I see some reviewers are put off by the political subplots, but I don't think you can set a book in modern day Quebec without acknowledging these realities; and as refugees are obviously more front of mind today, it's not unhelpful to contrast the resettlement of thousands with a specific individual case from just a few years ago. My complaint is a bit more specific: I honestly don't see how a first generation Indo-Quebecois like Ravi Patel could whip up a group of isolationist pure laine protesters; how this brown man could be a top player in a political party devoted to reducing immigration and promoting in-province birth rates was an irony beyond my understanding and seemed to betray Nawaz as a recent transplant to Quebec herself.

And to get specific about the writing, Nawaz is all about the long metaphors which can be lovely – as in the passage I opened with – or faux-meaningful as in the following:

The church boasts verdigris spires in limited heights – its size meant to accommodate a goodly sized parish and elevate their spirits to a modest degree. Once, when these roads were still dirt, it might have held all who could hear the peal of its bell. Now the faithful tread to its doors on a shell of concrete, the second great crust of the earth.
That paragraph satisfies the tongue if you pause to roll it around a bit, but what does it mean ultimately? It doesn't state outright that the church no longer holds a goodly sized parish now that the roads are paved to ease passage to services there (it also never says that it ever did attract a crowd, for that matter, only that it “might have”), and then you pause to wonder if “a shell of concrete” actually is “the second great crust of the earth”; why let that go unchallenged? This book is chock full of paragraphs just like that, and while the reader gets the sense that great writing is happening, that feeling just doesn't survive closer scrutiny. If it feels like I'm being unnecessarily harsh on my one chosen example, I defy you to make sense of this line: Regret has simply become the shadow I would cast if I stood in the sun.

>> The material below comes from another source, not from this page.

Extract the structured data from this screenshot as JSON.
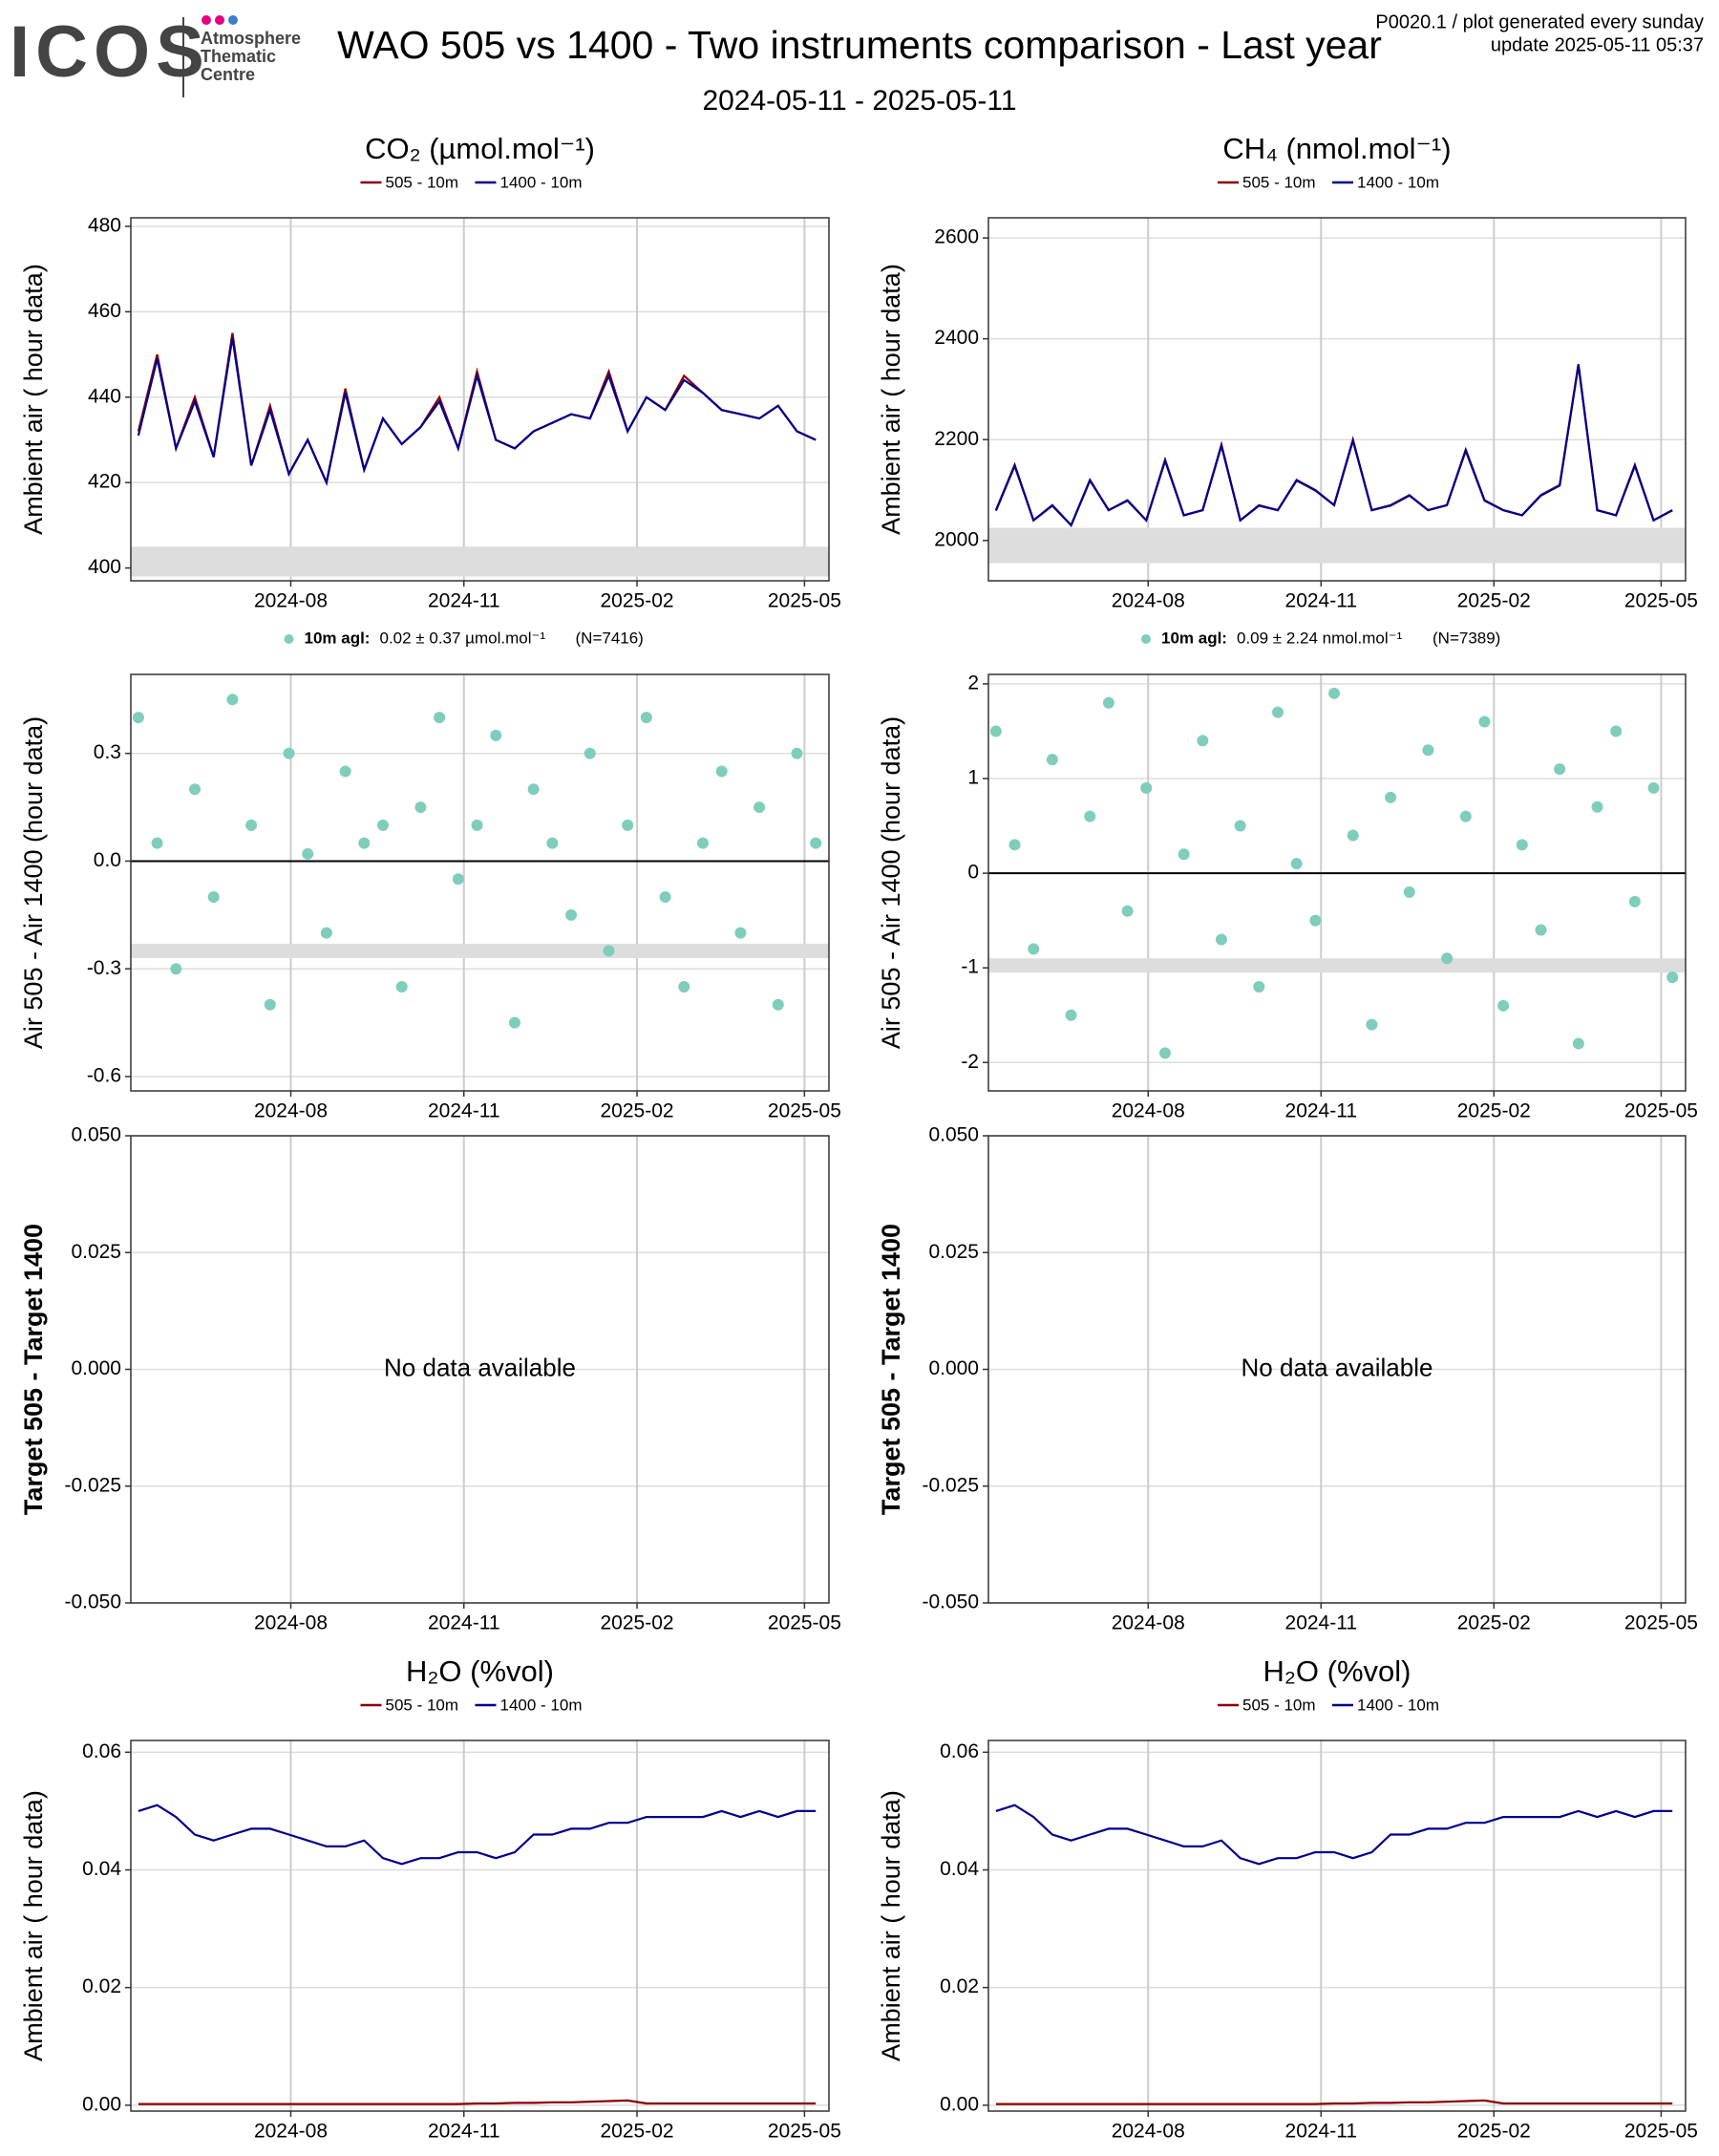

At 445 pages – in a book where no one will answer a straight question, much of the interesting action happens off the page, and there are pages and pages of overwritten metaphorical passages – this book just felt too long. There was much to admire in Nawaz's world-building – I would have especially liked to have gotten to know the girls' parents better – but I don't think this book stacks up against the other Canada Reads titles I've enjoyed this year.